While this is true and needs to be heard, it does not tell the whole story. The real issue is the much higher quality of care that a public system will give to you and your family than the private sector does. Americans are so infatuated with the market system and free enterprise that we refuse to acknowledge the fact that in need-based industries, a private-based market cannot compete with the quality and cost that a nonprofit system will deliver.
The very nature of the health industry highlights the questions that we must all ask ourselves: What do we want the single goal and basis of our health-care system to be? Do we want the first and foremost concern of our health-care industry to turn a profit, or do we want it to take care of us and help us become healthy people?

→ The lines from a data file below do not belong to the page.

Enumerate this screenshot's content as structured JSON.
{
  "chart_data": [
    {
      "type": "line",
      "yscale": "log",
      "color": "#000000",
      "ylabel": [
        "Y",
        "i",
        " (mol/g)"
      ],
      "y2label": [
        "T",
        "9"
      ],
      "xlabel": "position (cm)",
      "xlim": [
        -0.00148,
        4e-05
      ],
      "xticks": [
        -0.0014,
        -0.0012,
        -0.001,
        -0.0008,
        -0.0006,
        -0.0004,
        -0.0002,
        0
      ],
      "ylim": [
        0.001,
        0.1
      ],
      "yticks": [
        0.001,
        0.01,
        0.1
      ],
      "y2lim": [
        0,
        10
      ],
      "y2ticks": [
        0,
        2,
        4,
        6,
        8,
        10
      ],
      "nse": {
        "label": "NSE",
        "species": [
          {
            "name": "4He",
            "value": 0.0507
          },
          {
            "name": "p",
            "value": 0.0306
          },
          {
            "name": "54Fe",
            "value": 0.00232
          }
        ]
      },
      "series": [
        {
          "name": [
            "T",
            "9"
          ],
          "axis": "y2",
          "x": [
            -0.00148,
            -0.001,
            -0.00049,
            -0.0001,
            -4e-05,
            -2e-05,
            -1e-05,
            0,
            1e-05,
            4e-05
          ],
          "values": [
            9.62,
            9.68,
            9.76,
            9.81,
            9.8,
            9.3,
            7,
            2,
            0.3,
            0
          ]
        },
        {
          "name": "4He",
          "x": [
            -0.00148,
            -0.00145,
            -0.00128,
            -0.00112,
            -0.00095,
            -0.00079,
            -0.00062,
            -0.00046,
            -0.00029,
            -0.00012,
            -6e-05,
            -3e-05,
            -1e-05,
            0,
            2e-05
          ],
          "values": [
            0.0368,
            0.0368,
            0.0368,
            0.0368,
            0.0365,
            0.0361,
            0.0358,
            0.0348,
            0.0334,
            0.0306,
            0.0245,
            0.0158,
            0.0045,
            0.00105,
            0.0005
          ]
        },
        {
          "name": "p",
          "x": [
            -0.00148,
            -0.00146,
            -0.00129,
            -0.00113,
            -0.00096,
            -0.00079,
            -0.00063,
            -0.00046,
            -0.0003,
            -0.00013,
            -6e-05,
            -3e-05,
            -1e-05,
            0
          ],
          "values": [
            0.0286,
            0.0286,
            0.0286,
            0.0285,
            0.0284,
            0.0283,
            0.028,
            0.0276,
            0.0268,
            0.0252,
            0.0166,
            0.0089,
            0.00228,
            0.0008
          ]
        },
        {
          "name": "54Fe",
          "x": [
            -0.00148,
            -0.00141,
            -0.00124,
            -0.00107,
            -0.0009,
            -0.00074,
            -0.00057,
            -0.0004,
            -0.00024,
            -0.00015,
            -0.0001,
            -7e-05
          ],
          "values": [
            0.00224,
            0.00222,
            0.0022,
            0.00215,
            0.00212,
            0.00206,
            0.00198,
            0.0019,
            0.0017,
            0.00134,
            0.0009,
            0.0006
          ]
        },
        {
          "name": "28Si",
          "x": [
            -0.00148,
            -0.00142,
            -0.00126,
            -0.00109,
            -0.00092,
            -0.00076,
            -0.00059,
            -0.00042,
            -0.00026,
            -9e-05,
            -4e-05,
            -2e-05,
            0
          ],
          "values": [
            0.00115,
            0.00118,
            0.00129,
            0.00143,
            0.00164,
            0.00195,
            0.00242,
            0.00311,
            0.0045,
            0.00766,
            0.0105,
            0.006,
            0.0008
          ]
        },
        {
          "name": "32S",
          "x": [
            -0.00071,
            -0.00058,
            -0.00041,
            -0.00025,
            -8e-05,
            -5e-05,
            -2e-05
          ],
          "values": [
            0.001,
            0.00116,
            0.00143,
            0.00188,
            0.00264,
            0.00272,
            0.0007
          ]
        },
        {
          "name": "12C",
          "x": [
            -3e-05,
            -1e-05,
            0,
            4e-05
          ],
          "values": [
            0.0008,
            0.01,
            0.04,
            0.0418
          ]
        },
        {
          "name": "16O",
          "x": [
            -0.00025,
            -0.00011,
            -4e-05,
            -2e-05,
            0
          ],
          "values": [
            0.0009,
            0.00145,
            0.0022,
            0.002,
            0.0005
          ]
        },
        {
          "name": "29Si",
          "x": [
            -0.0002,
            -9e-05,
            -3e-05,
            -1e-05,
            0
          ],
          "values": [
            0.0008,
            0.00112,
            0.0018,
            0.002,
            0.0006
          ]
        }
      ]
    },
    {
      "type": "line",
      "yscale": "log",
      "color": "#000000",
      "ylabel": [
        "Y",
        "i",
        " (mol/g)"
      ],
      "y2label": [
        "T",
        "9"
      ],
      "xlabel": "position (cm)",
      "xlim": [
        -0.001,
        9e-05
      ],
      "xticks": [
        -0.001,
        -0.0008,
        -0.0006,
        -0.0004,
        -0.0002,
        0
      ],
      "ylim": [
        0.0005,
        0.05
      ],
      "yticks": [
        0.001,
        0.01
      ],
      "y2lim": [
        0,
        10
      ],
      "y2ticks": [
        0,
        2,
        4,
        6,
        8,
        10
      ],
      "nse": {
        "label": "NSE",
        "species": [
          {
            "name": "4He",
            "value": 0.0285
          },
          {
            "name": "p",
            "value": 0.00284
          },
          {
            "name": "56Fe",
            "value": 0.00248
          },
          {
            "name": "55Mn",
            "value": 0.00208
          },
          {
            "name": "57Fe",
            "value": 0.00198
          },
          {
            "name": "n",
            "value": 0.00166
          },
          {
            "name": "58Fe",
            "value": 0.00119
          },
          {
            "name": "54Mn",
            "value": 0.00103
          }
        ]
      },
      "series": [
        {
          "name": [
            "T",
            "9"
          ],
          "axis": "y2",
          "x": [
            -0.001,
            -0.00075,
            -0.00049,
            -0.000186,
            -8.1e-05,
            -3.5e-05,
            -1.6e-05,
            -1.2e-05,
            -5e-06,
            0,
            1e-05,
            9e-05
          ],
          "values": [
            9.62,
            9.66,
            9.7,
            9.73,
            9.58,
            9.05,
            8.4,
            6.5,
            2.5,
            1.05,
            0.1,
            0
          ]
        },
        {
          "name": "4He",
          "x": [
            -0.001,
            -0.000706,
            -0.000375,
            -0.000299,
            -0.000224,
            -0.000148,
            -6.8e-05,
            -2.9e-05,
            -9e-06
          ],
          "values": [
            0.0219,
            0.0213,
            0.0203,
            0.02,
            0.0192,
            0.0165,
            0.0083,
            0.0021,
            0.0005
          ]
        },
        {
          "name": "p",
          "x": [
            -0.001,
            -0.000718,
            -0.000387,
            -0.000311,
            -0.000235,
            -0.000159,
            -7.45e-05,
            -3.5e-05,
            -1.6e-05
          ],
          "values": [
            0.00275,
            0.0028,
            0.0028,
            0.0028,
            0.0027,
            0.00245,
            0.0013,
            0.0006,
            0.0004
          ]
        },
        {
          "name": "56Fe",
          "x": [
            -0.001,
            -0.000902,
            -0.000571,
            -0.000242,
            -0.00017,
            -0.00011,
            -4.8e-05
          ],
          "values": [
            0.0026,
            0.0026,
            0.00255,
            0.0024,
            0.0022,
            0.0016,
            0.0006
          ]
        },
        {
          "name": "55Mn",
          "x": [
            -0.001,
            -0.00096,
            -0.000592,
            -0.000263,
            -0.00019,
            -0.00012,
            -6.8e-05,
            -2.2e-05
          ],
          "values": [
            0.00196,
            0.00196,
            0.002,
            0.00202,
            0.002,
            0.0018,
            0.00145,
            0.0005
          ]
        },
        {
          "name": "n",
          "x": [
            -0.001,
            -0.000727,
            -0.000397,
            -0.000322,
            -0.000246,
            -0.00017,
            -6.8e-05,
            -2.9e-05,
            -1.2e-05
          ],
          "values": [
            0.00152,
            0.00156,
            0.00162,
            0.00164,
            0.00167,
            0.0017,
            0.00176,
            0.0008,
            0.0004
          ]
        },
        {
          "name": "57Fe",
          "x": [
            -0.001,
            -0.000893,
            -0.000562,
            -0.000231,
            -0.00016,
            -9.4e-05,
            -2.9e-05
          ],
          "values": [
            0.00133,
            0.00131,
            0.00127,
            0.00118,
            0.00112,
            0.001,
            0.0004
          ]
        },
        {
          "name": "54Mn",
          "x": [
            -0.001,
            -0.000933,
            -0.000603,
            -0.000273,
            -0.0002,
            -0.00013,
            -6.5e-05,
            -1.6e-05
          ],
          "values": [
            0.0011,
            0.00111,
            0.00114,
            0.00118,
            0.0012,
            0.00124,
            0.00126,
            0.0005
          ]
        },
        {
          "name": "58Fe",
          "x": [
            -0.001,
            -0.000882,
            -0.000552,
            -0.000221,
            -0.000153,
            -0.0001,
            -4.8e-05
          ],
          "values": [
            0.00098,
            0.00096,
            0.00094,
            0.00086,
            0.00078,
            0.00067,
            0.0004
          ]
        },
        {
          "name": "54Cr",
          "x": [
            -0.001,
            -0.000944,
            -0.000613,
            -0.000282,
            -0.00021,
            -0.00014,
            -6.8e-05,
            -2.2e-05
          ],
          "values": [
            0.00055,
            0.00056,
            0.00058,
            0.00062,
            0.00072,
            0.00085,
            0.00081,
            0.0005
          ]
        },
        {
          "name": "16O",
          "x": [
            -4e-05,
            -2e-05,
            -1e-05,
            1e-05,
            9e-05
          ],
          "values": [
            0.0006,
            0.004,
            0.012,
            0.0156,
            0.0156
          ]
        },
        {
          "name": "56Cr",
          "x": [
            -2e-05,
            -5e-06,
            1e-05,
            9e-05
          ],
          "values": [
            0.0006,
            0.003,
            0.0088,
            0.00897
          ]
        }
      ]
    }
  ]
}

The basic argument is that a system with a limited supply of funds that must care for all will not only strive to treat patients, but will aim for citizens to utilize the free system as little as possible in the name of cost efficiency. In short, the best interests of a public system include helping people become independently healthy. The best way to accomplish this is to educate citizens about how they can remedy their health problems by adopting healthy lifestyles. In sharp contrast, it is in the best interests of the private, for-profit health system to make people dependently healthy.
If any health problem arises for an individual under a private plan, it then becomes a commodity, in which vested interests will seek to maximize their profits. The pharmaceuticals, the insurance companies and the facilities owners all stand to gain from a patient who must maintain a perpetual dependence on doctors and drugs to maintain his health. I call this the “revolving door” of private health care. By contrast, the taxpayer, who becomes the “vested interest” in a socialized health care system, becomes an individual who can live free of constant medical attention because it simply costs less. The American taxpayer wants a patient to come in the door with a problem, then leave with a permanent solution to that problem.
The necessary argument I have briefly outlined for a single-payer health care system is, unfortunately, left out of the public discourse because it calls into question the ability of capitalism to provide us our essential goods and services. The mainstream media is careful to question the market system, essentially because they have a stake in its preservation. However, closing the door to a free marketplace of ideas is doing the American people a disservice. In times like these, we need to keep our minds open to new ideas, even if they’re deemed “socialistic” by the fringe right wing of this country. We must face the harsh reality that capitalism and the free market cannot solve all of our problems. While the free market brings us the goods we want quickly and efficiently, and competition keeps prices fair, need-based industries such as education, health care, utilities and insurance are best left in the hands of the public, where the administrators of the system face democratic accountability. Many other nations have already figured this out, and it is about time we do the same here in the United States.
Bruce Potts is a high school history teacher in Ventura.